Cyrusoft International, Inc. announced this week a February 2 ship date for the UNIX-based version of their Mulberry E-mail Client package.

Mulberry v2.0.6 for UNIX has been in beta testing mode since May of last year, and the Beta 2 release that was put out on December 8 certainly shows the polish of a good, long beta cycle when I tested it this week.

The Mulberry beta comes neatly packaged in a tarball file, ready to pop into your Home directory for decompressing and running. Mulberry is geared to run on several flavors of UNIX, including Linux, LinuxPPC 2000, Solaris8/Sparc, and Solaris8/x86. While I was able to run Mulberry in demo mode on a SuSE 7 box, it was obviously a lot smoother on a RedHat 6.2 box. This is consistent with Cyrusoft's listed compatibility with Red Hat 5.2+.

When you crack open the tarball and run the binary, you are asked to either provide a registration or run the program in a 30-day demo mode. The version I downloaded was set to expire on January 31, two days before the official release of this app.

Running the beta in demo mode does cripple some functionality, such as the ability to create additional "cabinets" for grouping e-mail messages. Nor could I create more than one mailbox.

Despite these issues, I found Mulberry for UNIX to be a fairly robust and tidy e-mail app. Controls were intuitive, with just enough graphics on them to be informative without being goofy. Mailbox setup could handle IMAP, POP, and local mail servers, depending on what you need.

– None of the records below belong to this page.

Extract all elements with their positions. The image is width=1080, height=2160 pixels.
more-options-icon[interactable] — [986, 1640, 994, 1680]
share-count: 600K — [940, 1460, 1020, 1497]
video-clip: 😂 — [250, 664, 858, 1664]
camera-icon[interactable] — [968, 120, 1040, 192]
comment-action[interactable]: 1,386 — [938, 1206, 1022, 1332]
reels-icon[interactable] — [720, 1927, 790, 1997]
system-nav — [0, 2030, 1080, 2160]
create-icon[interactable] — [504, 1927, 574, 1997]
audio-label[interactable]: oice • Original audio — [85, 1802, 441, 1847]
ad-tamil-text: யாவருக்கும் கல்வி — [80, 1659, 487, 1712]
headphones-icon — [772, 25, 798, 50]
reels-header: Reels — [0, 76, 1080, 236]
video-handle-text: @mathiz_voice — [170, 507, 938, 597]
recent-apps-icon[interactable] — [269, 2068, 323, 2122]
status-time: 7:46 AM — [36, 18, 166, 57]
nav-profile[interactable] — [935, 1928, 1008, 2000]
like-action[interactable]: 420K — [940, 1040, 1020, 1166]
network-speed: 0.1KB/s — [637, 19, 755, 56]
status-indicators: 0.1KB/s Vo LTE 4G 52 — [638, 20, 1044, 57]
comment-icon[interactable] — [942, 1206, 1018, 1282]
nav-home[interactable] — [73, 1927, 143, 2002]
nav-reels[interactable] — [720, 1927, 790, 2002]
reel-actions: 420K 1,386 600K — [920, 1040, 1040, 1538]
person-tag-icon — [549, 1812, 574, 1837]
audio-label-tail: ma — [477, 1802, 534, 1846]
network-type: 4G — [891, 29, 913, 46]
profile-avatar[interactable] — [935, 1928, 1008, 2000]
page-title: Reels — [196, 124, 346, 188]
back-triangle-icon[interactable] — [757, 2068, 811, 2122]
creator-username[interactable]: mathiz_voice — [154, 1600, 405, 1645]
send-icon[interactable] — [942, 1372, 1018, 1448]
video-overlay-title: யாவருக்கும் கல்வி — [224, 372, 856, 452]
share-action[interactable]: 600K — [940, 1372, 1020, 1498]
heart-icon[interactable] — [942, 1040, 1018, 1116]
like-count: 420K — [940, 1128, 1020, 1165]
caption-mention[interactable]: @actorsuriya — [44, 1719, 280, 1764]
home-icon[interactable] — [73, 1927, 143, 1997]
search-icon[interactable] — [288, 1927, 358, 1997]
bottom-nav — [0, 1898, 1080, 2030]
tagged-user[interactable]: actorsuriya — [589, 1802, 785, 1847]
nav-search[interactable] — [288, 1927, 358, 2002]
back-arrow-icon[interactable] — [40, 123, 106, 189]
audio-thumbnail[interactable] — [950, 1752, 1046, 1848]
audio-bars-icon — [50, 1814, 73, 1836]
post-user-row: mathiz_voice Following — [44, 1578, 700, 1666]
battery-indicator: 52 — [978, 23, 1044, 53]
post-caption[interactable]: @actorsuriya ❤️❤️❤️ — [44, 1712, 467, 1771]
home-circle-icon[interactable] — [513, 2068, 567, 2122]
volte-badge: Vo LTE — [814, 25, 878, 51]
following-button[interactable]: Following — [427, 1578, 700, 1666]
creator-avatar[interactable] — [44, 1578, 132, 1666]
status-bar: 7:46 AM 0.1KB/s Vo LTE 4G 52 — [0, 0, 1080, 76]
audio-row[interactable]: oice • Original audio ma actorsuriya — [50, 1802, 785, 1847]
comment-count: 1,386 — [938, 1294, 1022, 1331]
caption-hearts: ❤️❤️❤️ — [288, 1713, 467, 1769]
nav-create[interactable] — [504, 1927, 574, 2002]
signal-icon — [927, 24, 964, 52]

Security-minded users will like the SSL transport-layer security encryption capability Mulberry has with any SSL/TLS-compatible IMAP or POP server, as well as the PGP encryption plug-in you can purchase separately.

Mulberry has its own address book, which was nicely integrated with the rest of the client. And not only were signature files accessible (a common requirement these days), but you can also customize your Reply-to header.

While the pricing structure for the UNIX version has been announced at $35.95 for the base version and $39.95 with the additional PGP plug-in. Cyrusoft's multi-license structure allows users to install their copy of Mulberry on as many of the user's machines that are required.

In all, I found this tool to be on a par with any of the graphic e-mail clients out there for Linux, and it's certainly worth a look by anyone who is seeking a GUI mail client.